Adolf Magnus-Levy (September 10, 1865 – February 5, 1955) was a German physician and physiologist who studied human metabolism and diseases associated with it. He took a special interest in studies of diabetes, goitre, and myeloma. Being of Jewish origin, he escaped Nazi persecution and became a citizen of the United States of America in 1940 and served as a professor at Yale University.

Magnus-Levy was born in Berlin, Kingdom of Prussia and went to study medicine at the University of Berlin. Several of his near family died from infectious disease and his mother suffered diabetes and although initially inspired to study history after meeting Theodor Mommsen he went on to study medicine at Berlin, Heidelberg, and Erlangen. He was inspired by the lectures of Franz Hofmeister and Karl Ludwig and after receiving an MD from Heidelberg in 1890 he sought to study physiology. He then studied under Nathan Zuntz in Berlin, studying gas exchange and then energetics under Eugen Baumann in Freiburg. In Berlin he worked with Albert Fränkel and at Frankfurt with Carl von Noorden. He began to take a special interest in obesity, diabetes, and myxedema. He published on the influence of the thyroid on respiration in 1895. He studied diabetic acidosis in Strassburg along with Bernhard Naunyn. He became an instructor (privatdozent) with a thesis on Oxybutyric Acid and its Relation to the Diabetic Coma (1899) and joined the University of Berlin in 1905. He worked as a chief of medical service in Berlin from 1910 to 1922. He published several works while working in Berlin including The Physiology of Metabolism (1908), Chemical Problems of Diabetes (1910), and Acids and Bases in Disease (1930). Being from a Jewish family, he lost his position after the Nazis came to power and in 1940 he moved with his family to the United States of America and he became a professor at Yale University. Here he worked on the use of isotopes for studying human metabolism. In later life, he wrote on the history of medicine in Germany. Among his studies on basal metabolic rate, he found that his own BMR had declined by 10% from the age of 26 to 76.

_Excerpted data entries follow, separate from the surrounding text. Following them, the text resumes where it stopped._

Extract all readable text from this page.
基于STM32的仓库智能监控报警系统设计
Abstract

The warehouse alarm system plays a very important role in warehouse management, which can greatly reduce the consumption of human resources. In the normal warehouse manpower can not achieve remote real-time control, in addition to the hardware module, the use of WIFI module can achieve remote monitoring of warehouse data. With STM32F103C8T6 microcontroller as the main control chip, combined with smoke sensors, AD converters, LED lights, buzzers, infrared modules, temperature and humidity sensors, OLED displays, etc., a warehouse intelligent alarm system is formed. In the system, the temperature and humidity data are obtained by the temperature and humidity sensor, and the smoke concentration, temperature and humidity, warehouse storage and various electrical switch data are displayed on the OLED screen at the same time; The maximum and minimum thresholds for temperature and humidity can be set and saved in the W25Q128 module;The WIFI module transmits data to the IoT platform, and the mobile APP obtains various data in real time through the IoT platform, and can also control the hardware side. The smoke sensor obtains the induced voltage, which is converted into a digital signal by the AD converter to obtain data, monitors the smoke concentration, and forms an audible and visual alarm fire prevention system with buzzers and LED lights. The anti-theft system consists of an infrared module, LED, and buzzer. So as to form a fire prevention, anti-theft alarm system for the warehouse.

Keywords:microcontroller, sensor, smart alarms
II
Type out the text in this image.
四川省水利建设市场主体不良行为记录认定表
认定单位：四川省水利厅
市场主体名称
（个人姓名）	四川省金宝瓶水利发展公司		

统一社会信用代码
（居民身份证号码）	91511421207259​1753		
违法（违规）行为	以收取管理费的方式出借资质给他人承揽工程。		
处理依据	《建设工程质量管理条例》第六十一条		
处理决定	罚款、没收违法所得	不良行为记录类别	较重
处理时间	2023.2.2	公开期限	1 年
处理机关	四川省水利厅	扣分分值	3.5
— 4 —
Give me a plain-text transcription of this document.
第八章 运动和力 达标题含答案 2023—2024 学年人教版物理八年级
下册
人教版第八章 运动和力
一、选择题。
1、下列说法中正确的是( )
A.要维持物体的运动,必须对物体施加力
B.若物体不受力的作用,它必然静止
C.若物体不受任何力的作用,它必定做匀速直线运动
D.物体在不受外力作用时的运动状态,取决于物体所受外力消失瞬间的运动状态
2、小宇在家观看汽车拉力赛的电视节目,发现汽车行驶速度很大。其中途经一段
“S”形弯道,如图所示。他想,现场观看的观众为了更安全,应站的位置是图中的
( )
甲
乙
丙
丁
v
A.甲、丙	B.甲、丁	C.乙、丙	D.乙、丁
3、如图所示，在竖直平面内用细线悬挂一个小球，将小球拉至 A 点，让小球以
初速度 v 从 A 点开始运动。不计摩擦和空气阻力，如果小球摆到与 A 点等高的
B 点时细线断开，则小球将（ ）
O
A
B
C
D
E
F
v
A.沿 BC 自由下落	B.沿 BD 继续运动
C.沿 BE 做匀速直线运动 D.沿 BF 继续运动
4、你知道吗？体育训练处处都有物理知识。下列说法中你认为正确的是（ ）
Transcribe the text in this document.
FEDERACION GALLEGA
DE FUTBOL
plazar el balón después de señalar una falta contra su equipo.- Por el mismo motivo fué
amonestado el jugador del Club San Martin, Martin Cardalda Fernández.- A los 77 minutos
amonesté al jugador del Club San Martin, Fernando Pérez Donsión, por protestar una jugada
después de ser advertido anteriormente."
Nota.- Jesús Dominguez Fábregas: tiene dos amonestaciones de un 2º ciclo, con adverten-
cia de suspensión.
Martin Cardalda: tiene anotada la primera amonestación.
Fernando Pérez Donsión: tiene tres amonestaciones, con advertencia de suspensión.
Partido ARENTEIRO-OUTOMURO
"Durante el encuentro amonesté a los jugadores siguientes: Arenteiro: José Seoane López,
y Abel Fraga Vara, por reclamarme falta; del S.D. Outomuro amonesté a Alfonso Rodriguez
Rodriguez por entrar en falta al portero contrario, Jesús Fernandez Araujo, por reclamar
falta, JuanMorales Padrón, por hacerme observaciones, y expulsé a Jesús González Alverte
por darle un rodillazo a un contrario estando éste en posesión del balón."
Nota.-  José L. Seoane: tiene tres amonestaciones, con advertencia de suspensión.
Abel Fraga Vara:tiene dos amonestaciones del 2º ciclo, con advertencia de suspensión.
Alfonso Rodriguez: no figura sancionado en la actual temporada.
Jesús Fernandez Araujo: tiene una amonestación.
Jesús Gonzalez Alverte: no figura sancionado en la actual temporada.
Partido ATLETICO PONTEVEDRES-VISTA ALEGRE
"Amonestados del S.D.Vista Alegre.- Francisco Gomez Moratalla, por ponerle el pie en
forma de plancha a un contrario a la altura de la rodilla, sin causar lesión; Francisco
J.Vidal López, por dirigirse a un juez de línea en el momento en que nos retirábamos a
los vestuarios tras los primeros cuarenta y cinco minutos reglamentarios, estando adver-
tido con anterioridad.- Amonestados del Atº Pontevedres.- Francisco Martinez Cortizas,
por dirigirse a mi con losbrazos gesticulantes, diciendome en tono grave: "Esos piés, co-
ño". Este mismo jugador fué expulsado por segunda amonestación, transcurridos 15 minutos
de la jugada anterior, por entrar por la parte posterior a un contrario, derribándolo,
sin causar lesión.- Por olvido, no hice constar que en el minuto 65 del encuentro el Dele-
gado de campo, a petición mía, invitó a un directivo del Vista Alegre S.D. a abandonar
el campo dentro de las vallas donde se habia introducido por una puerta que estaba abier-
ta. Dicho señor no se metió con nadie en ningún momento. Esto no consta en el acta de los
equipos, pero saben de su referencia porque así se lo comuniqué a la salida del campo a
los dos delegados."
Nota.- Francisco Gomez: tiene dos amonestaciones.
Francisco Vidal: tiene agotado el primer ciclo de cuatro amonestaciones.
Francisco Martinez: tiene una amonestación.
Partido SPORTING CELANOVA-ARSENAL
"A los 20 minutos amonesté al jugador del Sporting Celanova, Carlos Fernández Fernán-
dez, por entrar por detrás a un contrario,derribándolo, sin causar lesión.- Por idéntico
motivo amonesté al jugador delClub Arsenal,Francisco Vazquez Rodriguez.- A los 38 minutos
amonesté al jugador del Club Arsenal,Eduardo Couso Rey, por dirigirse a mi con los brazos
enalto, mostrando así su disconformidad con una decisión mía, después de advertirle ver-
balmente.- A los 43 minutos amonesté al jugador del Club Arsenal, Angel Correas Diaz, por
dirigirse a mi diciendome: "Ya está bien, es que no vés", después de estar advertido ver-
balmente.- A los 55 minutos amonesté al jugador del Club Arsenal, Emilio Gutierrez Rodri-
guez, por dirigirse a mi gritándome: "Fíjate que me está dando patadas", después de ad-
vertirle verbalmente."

Magnus-Levy died in New York. He had prepared a letter that he wrote to be read at his funeral in which he thanked his family, John Farquhar Fulton, the home that cared for him in old age, the United States of America, the American medical community and all his friends. This was prefaced by Ein lachen naht, ich reise weit / Ein letztes Wort, ein Wort der Dankbarkeit [quote from Conrad F. Meyer - translated as A boat approaches, I travel far, A last word, a word of gratitude.]